Mar 7:31-37. Deaf and dumb man healed.

And again, departing from the coasts of Tyre and Sidon, he came unto the Sea of Galilee - or, according to what has very strong claims to be regarded as the true text here, “And again, departing from the coasts of Tyre, He came through Sidon to the Sea of Galilee.” The manuscripts in favor of this reading, though not the most numerous, are weighty, while the versions agreeing with it are among the most ancient; and all the best critical editors and commentators adopt it. In this case we must understand that our Lord, having once gone out of the Holy Land the length of Tyre, proceeded as far north as Sidon, though without ministering, so far as appears, in those parts, and then bent His steps in a southeasterly direction. There is certainly a difficulty in the supposition of so long a detour without any missionary object: and some may think this sufficient to cast the balance in favor of the received reading. Be this as it may, on returning from these coasts of Tyre, He passed

through the midst of the coasts - frontiers.

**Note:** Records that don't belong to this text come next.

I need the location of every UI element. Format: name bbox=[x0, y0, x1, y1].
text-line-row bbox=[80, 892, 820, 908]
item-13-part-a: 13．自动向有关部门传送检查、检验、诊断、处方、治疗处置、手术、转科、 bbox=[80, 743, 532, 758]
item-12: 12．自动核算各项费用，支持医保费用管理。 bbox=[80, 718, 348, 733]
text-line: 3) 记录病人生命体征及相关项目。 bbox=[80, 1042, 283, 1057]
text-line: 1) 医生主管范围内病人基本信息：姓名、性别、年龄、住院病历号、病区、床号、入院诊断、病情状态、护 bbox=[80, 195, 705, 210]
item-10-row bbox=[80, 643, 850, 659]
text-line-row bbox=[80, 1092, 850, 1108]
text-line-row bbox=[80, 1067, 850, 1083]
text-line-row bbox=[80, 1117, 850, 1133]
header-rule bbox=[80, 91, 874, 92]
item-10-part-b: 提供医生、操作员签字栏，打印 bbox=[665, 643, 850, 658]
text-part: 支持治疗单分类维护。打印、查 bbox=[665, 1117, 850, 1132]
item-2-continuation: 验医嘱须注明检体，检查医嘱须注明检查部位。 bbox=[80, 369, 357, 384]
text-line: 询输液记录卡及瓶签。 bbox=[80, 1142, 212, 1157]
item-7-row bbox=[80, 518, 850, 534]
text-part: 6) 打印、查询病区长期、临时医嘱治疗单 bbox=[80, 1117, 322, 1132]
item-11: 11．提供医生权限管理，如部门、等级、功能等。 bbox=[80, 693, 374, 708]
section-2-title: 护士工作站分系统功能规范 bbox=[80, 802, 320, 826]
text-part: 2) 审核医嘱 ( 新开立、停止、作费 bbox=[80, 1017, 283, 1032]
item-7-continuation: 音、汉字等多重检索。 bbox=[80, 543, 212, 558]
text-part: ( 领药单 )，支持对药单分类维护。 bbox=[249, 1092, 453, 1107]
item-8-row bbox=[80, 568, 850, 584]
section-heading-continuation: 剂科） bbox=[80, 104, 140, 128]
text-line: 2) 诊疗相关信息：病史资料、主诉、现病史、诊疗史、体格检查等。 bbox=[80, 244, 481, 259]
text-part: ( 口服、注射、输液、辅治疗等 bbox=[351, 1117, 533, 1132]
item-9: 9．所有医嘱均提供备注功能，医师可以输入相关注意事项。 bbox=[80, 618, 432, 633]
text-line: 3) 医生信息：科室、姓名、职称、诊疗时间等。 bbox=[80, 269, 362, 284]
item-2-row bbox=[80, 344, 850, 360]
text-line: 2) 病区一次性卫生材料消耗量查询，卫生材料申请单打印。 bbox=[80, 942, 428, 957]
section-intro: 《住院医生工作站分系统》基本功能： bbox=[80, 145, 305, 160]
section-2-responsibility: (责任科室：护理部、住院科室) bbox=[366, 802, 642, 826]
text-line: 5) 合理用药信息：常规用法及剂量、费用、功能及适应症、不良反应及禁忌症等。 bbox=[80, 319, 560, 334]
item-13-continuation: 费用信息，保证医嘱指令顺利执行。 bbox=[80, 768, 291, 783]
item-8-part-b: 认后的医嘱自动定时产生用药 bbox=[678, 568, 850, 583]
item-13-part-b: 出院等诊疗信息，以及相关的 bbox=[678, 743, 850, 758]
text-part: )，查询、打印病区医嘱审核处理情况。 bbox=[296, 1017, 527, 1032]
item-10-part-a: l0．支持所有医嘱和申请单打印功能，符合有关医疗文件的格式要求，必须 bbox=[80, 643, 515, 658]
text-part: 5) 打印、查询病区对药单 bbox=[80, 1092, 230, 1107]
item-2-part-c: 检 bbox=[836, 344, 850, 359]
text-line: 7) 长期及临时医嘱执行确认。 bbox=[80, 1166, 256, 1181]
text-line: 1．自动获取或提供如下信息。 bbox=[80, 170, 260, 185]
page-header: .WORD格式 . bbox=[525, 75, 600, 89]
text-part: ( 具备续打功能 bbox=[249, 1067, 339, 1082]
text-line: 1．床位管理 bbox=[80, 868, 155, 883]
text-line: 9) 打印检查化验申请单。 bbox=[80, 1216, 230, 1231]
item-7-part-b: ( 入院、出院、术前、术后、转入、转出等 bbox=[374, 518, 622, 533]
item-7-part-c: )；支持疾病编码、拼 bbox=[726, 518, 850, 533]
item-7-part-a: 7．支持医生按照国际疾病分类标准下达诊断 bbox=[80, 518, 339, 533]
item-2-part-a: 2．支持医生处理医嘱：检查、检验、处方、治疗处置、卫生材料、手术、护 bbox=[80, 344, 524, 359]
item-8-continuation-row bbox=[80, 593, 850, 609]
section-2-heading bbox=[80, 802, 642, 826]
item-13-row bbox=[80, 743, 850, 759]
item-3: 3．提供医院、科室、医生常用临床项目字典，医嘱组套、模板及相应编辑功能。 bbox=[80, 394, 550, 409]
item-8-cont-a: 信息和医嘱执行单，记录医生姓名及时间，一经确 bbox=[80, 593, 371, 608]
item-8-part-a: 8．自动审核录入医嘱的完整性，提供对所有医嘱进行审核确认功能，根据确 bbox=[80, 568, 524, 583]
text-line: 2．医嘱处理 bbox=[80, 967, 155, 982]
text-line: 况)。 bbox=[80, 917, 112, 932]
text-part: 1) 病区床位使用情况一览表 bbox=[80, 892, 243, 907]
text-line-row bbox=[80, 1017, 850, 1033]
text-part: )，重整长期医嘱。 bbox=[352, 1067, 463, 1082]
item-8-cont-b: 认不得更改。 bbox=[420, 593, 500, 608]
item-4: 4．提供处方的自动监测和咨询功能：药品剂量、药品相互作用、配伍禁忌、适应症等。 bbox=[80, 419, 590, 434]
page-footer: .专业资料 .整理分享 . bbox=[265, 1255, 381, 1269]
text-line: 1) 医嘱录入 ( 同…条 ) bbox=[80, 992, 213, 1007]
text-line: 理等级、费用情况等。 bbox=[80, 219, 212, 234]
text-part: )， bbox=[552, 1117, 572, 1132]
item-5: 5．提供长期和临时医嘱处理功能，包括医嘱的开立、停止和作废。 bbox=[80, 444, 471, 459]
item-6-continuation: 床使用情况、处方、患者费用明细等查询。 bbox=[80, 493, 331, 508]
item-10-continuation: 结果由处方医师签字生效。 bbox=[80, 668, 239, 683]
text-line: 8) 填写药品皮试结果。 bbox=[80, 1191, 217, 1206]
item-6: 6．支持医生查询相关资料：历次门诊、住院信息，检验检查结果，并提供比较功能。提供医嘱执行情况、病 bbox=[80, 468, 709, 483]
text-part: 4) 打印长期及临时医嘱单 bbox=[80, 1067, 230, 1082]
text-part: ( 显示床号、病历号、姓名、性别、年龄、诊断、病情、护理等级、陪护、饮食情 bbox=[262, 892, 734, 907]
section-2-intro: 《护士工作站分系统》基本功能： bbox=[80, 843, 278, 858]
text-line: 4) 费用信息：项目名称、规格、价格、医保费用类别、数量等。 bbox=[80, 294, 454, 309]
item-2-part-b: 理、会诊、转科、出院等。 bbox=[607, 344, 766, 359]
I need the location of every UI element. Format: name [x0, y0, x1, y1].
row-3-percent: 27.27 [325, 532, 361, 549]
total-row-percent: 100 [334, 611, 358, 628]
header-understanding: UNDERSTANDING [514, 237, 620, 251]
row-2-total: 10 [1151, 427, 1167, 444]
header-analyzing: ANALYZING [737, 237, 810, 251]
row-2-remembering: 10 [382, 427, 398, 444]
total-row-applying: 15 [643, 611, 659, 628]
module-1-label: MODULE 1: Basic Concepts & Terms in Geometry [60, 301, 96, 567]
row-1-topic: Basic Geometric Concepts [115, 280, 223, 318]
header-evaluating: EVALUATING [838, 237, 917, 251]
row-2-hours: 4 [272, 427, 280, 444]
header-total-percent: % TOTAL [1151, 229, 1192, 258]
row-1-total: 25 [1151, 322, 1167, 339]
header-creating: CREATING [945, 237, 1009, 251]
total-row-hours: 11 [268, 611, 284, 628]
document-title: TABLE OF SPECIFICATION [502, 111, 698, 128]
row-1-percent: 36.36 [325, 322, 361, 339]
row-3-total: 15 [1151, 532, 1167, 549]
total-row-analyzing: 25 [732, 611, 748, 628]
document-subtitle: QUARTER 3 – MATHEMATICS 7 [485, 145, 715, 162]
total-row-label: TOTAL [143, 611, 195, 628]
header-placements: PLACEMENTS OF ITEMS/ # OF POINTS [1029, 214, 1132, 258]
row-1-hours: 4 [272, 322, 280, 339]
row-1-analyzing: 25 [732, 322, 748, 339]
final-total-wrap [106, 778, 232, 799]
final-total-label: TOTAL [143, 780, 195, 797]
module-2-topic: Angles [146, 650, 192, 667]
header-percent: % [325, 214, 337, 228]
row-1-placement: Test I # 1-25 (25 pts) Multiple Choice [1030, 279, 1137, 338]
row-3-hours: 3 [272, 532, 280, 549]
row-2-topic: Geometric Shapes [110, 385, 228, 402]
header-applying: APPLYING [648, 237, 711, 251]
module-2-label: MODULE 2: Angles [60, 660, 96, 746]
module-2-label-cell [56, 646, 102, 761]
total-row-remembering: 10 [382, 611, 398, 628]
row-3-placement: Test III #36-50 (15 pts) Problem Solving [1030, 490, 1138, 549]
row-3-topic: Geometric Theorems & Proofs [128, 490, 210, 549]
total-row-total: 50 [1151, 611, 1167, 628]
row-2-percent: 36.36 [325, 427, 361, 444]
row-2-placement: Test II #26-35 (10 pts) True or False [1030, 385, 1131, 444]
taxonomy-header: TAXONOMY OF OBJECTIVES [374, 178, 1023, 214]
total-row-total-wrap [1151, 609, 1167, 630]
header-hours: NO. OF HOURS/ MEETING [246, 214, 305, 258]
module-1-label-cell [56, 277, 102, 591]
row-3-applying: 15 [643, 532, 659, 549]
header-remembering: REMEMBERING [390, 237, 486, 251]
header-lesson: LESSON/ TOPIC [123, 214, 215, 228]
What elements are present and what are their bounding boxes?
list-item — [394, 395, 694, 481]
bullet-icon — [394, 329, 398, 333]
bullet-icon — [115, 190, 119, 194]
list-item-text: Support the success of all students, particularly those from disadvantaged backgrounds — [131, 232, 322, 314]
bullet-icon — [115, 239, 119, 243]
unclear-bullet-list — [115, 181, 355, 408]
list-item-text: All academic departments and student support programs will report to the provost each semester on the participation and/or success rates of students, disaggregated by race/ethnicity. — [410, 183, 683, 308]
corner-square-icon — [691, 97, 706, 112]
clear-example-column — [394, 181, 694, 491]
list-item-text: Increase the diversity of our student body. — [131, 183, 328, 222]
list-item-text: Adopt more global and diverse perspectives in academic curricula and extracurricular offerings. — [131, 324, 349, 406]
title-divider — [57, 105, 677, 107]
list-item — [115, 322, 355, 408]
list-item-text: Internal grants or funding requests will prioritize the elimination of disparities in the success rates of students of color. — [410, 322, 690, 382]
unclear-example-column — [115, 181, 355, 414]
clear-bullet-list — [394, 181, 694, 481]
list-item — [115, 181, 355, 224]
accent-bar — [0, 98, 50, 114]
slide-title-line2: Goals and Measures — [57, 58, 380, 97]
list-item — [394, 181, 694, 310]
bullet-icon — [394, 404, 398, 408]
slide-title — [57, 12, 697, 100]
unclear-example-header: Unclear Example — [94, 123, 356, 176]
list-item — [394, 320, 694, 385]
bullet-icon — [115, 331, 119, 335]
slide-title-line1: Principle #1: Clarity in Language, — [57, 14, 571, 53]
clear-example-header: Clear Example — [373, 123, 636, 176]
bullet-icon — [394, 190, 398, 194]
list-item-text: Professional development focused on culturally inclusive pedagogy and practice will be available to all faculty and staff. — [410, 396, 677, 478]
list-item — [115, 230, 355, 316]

of Decapolis - crossing the Jordan, therefore, and approaching the lake on its east side. Here Matthew, who omits the details of the cure of this deaf and dumb man, introduces some particulars, from which we learn that it was only one of a great number. “And Jesus,” says that Evangelist (Mat 15:29-31), “departed from thence, and came nigh unto the Sea of Galilee, and went up into a mountain” - the mountain range bounding the lake on the northeast, in Decapolis: “And great multitudes came unto Him, having with them lame, blind, dumb, maimed” - not “mutilated,” which is but a secondary sense of the word, but “deformed” - “and many others, and cast them down at Jesus’ feet; and He healed them: insomuch that the multitude [multitudes] wondered, when they saw the dumb to speak, the maimed to be whole, the lame to walk, and the blind to see; and they glorified the God of Israel” - who after so long and dreary an absence of visible manifestation, had returned to bless His people as of old (compare Luk 7:16). Beyond this it is not clear from the Evangelist’s language that the people saw into the claims of Jesus. Well, of these cases Mark here singles out one, whose cure had something peculiar in it.